Semba’s roots run deep in the traditions of the Angolan people. It was originally used to celebrate harvests, weddings, and births. When Angola came under the colonial control of Portugal in the sixteenth century, many Angolans were enslaved and sent overseas to other Portuguese colonies. This exodus brought Angolan culture and music to the New World, and semba had a major impact on Brazilian samba.

A typical example of Bonga's style is "Olhos Molhados", while the show features his ballad "Moname" - which has faint traces of the morna style better known as the template of Cape Verdean music.

An archipelago north of Angola, Cape Verde has produced a plethora of great artists, the best-known among them Cesaria Evora, who delivers the bluesy morna with a plaintive acoustic sound that has won fans worldwide. The title track from her album Voz d'Amor is a quintessential example of her style, which she also passed on to the next generation of Cape Verdean singers - among them Fantcha, whose album Criolina, recorded in Portugal and released in 1998, is probably still her best.

Fantcha, whose two brothers played guitar and cavaquinhos (that transatlantic instrument again), was introduced to Cesaria Evora as a young child. And her debut performance came when Evora encouraged her to sing at a local piano bar. After they toured the US together in 1988, Fantcha decided to stay, joining a vibrant Cape Verdean community in Rhode Island. From Criolina, here's "Cinderela."

On her most recent album Viva Mundelo, Fantcha works with several Cape Verdean song-writers and performers, among them Tito Paris. Paris has nurtured that Lusophonic link with Angola, performing with
Paulo Flores, who was born in the Angolan capital Luanda and spent some of his childhood in Lisbon. His music is mostly written in Portuguese though some is in the Kimbundu language. Flores and Paris performed together on the song "Clarice"

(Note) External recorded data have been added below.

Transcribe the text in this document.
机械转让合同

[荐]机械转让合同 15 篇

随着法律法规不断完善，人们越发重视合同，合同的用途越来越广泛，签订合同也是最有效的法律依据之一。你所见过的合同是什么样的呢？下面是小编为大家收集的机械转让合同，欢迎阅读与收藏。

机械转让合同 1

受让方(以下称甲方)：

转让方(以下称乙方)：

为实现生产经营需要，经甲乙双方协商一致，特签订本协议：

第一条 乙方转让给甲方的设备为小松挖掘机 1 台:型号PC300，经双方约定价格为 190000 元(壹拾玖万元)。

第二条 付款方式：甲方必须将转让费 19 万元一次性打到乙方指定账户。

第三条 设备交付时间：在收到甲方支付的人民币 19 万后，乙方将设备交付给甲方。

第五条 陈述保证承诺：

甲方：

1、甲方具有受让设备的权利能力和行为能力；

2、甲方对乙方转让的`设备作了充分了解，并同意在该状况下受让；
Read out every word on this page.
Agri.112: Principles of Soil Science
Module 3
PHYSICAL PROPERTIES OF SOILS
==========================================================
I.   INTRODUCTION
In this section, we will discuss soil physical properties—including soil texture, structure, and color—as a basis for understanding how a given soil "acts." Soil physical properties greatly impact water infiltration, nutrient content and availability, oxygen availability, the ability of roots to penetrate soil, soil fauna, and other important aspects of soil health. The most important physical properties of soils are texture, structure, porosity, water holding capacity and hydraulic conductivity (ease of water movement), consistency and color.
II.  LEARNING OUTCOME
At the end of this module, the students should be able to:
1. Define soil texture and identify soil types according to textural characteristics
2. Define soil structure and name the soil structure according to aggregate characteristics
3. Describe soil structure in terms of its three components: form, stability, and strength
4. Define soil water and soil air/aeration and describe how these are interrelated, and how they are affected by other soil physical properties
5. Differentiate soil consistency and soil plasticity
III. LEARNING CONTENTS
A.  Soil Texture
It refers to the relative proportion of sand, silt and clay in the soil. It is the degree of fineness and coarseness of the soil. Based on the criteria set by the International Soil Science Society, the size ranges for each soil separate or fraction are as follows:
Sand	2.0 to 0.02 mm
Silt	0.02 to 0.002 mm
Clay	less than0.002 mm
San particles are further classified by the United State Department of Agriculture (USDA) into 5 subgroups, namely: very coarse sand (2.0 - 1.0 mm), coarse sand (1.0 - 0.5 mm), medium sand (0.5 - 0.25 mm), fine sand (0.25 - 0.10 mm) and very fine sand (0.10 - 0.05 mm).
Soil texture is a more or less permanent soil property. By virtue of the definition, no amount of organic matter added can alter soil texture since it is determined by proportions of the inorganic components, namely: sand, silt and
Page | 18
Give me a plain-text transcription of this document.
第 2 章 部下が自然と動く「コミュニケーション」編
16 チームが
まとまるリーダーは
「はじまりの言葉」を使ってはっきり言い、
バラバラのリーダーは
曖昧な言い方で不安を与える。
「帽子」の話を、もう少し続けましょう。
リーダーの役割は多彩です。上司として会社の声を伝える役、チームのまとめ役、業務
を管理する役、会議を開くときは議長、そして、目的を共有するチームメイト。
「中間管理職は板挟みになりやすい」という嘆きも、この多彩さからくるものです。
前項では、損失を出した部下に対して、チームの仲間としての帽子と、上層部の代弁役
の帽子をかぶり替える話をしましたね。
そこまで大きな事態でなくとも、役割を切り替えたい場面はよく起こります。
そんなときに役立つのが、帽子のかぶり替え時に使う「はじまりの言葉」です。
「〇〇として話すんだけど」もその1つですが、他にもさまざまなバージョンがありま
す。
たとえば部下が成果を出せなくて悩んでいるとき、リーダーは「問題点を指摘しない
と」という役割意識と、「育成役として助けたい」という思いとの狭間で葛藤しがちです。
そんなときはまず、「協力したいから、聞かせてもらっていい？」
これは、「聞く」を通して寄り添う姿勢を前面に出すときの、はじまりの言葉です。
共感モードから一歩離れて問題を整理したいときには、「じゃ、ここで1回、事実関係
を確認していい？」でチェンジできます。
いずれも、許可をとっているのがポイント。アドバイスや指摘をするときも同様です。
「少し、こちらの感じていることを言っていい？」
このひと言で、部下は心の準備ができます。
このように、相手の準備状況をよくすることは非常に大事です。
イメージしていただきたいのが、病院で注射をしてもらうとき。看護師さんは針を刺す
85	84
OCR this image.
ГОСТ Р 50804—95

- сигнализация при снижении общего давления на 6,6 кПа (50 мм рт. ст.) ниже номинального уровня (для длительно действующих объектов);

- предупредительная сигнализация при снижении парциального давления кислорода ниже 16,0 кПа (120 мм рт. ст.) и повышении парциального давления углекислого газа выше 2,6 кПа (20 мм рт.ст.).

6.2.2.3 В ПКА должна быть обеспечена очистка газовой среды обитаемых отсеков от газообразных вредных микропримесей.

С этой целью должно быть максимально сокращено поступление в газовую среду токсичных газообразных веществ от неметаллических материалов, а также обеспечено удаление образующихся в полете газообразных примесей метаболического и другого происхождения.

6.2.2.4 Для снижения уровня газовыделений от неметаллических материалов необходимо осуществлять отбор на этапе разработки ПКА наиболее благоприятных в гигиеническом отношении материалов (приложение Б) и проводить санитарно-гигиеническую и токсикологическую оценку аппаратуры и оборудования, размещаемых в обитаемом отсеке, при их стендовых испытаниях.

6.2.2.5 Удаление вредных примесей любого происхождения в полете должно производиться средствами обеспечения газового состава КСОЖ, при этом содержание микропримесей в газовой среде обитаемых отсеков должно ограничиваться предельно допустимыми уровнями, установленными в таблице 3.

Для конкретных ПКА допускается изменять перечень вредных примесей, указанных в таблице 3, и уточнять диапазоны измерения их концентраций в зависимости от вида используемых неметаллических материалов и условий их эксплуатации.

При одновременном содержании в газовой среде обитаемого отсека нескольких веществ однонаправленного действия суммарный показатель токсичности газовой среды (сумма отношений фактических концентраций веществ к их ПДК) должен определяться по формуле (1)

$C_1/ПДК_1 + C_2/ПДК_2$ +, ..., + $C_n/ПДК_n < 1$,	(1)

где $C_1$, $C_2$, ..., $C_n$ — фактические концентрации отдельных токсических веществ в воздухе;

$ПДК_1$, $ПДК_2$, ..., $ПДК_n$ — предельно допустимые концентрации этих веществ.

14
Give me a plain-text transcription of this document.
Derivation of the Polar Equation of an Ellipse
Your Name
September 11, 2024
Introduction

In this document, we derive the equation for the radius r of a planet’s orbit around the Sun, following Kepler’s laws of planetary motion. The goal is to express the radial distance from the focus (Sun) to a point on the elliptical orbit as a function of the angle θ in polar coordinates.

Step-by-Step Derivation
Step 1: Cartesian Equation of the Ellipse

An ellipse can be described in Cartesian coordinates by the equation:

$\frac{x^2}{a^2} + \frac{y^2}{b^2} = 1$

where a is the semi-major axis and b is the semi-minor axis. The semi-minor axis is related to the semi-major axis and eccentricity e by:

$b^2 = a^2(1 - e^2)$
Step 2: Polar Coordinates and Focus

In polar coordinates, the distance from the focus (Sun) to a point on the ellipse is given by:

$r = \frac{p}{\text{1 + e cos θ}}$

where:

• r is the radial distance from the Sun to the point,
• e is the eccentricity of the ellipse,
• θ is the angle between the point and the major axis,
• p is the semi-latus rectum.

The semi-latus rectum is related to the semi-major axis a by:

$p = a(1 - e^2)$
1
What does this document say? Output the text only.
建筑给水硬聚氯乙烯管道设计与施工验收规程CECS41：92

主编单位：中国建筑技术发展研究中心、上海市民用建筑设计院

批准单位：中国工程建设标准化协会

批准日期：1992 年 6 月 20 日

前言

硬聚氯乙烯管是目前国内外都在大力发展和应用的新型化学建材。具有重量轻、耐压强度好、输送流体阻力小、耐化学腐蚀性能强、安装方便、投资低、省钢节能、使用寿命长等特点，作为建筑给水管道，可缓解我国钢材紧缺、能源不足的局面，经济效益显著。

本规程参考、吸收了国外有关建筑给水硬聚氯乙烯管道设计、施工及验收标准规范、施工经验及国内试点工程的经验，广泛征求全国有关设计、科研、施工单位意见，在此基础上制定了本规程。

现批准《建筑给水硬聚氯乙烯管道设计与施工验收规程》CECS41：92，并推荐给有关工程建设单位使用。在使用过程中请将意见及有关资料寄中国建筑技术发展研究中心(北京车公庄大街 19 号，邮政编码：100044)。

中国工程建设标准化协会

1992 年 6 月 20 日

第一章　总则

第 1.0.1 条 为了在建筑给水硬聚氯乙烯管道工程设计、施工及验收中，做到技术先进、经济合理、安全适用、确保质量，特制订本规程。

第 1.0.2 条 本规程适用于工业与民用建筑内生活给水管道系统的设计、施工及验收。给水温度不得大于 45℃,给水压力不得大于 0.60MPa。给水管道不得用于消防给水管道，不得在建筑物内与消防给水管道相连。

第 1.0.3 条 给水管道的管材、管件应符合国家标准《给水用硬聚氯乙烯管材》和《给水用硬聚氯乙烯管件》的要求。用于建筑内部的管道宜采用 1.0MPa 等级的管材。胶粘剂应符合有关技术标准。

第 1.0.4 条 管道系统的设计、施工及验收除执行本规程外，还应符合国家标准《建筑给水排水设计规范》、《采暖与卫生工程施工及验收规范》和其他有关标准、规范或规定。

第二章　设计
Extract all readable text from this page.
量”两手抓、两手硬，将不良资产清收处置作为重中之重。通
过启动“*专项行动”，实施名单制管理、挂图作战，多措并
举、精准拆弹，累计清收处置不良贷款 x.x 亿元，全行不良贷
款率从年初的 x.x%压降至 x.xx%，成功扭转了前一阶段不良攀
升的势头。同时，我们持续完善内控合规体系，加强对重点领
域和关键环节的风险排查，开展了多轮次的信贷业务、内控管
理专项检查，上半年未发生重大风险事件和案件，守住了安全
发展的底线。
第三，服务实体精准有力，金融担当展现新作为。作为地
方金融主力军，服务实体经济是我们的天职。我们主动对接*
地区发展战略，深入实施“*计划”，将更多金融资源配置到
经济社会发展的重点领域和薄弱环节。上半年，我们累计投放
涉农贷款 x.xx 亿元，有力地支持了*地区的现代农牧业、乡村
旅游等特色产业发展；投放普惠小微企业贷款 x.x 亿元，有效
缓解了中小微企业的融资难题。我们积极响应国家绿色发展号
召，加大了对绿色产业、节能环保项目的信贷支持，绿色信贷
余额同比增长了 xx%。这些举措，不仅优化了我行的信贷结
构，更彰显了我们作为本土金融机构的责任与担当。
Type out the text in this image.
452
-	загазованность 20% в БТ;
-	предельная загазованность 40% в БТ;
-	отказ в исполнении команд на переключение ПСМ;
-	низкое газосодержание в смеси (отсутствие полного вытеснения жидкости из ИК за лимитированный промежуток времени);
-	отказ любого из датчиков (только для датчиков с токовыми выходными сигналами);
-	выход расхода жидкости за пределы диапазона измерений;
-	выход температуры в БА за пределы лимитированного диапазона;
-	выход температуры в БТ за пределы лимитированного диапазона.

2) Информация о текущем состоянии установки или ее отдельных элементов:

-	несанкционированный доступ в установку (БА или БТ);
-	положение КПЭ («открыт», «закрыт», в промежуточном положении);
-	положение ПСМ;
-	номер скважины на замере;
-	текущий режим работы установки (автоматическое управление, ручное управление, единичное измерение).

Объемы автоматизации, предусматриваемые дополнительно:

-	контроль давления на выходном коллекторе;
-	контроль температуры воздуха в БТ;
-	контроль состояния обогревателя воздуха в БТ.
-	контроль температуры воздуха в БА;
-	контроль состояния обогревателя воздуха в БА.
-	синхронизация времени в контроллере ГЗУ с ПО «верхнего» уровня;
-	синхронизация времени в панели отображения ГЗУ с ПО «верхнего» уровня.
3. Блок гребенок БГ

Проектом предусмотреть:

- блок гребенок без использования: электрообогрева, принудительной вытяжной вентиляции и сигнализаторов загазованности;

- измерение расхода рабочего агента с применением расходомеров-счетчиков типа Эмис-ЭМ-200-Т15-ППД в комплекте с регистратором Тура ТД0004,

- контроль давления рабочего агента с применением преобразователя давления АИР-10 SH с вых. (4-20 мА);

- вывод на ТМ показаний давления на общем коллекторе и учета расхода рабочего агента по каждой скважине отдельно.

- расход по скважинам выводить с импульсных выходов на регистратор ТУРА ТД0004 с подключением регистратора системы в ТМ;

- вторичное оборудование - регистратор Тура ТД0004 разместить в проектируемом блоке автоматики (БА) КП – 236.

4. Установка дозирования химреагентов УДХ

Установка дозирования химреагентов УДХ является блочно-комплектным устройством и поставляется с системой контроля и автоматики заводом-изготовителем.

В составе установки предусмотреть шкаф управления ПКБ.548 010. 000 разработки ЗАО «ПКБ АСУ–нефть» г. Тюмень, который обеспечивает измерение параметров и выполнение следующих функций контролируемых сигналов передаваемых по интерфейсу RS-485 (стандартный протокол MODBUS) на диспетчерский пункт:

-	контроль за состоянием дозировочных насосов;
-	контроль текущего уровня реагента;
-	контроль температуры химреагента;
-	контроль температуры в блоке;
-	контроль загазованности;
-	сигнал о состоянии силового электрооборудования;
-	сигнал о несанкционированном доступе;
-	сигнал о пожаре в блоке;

Finally the new release on the show takes us back to Brazil and the rebirth of  Banda Black Rio, one of the great Brazilian bands of the 1970s and 80s. Formed by saxophonist Oberdan Magalhães, they were pioneers of the country's soul, samba and funk movement. The band has now been revived by his son William, who wrote or co-wrote every track on the album Super Nova Samba Funk.  The cast includes  new samba hero Marcio Local,  Seu Jorge, Gilberto Gil and Caetano Veloso. And the track we've squeezed in is "Lindos Olhos" featuring Seu Jorge and Don Pixote.